British product designer, Felix Conran has just launched his first fashion collection this September as a part of London Fashion Week SS18, and approaches fashion in an unconventional, yet completely fitting manner. Conran’s collection caters for the public, but also for the creators, artists and designers themselves. Based around the idea of the smock, Conran has created a niche collection of garments, which provide comfort as well a canvas-like approach to fashion. I got the opportunity to find out more about the collection from Conran himself!
What inspired you to create a collection which is focused around the smock?
I love the smock, but generally I found people didn’t know how to wear them. There was a confusion about whether you’d wear a smock as a shirt or a jacket or a jumper, so the collection is making a stand by creating the smocks from a thin linen material, and altering the fit to make them into shirts.
The name of the collection, C-L-O-T-H speaks to the simplicity and canvas-like approach of the smock more generally. Why did you choose C-L-O-T-H as the name for the collection?
I think you’ve said it there, it was a very utilitarian name a simplification of clothing, with the dashes between each letter to act like stitching in the word.
More recently, we are starting to see diversity being clearly introduced into fashion, what with supermodel and body activist, Ashley Graham launching a plus size lingerie collection and luxury groups LVMH and Kering banning underage and size zero models in catwalk shows and ad campaigns. With the collection being unisex, and the body of the garments being the same size, how do you think this collections fits into fashion currently?
I don’t want it to fit in, I didn’t use any models, the clothes at the show where all worn by artists and designers. I am not a trained fashion designer, and because of this I haven’t been taught a lot of the problems with the industry, I am in a great position to look at everything with a fresh set of eyes.
The sizing system for the garments are named after the number of pockets they have. Where did this idea originate from?
Wanting to keep things simple. So much of this stuff is overcomplicated, I though how refreshing it is when things are simply named. Like washing machine, or plant pot. There is something classic and long lasting with these things, even if it’s new you know what it does, there is an innate sense of belonging when a name is right.
It is not often that collections are created for other designers and creatives, and the smock is almost a uniform for such individuals. Why do you think it is, that the smocks in the collection act as fitting garments for creative-minded people?
It’s a simple easy to wear garment that you can throw on in the morning and there are pockets to stuff full of useful things!
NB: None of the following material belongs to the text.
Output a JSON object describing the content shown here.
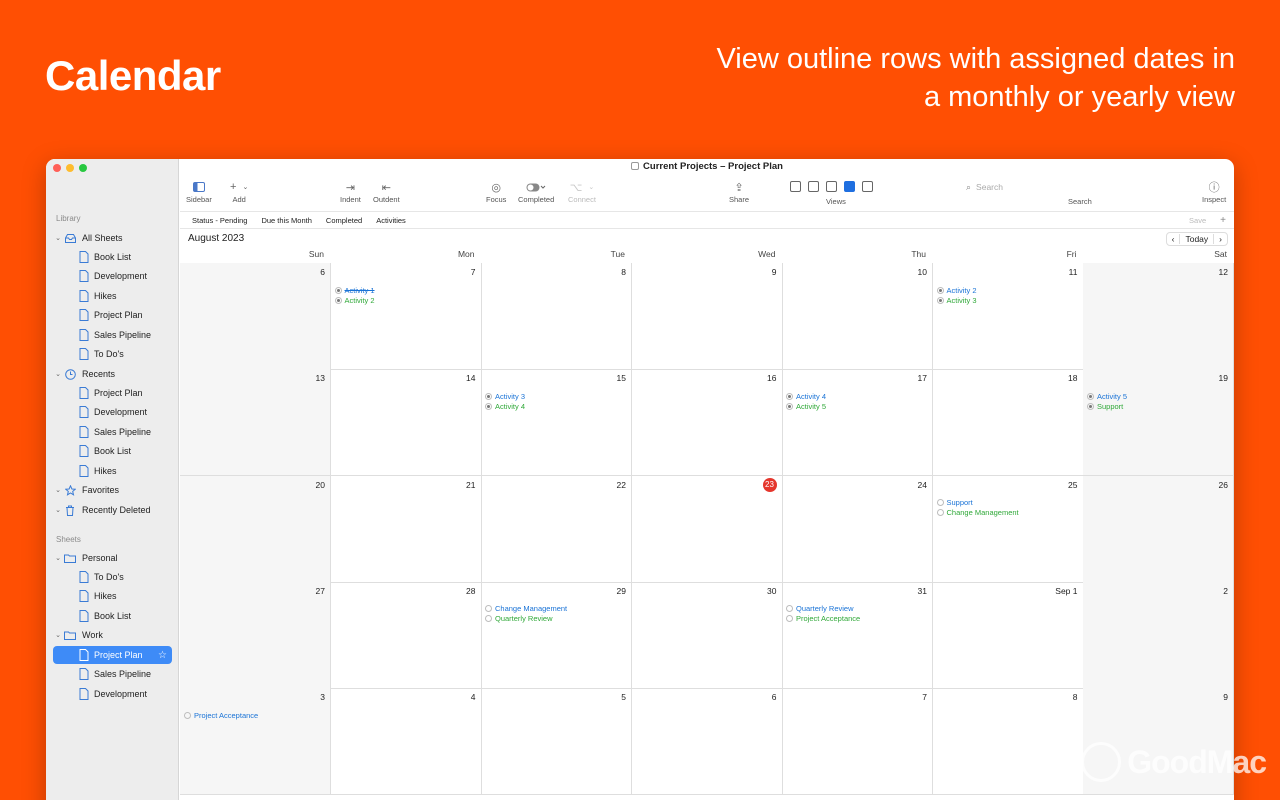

As a designer, what is your uniform, so to speak, when you are designing and in a creative headspace? In what ways does your outfit impact upon your creative state?
My most creative outfit is a smock and nothing else… I quite happily sit at a table wearing only a smock and a pen. Being in the right environment and making yourself comfortable is hugely impactful to a person’s creativity and general sense of wellbeing.
The garments are all made out of 100% Irish Linen, and so I’m interested to know why Irish Linen more specifically was used for the garments?
I love its lightness, and it was important for me to minimise the miles each garment travels before it is delivered to your home.
The presentation of the collection in the heart of Shoreditch shows the collection as designed by a creative, for the creative, with creative minded people modelling the garments. Why was it important to showcase the collection in this manner?
To do the clothing justice every part of the show needed to come from a creative space, hence we collaborated with Vardaxoglou, who were brilliant at getting artists together for the show. It all worked really, really well, the mural was beautiful, the installation was fantastic, and the models were beautiful.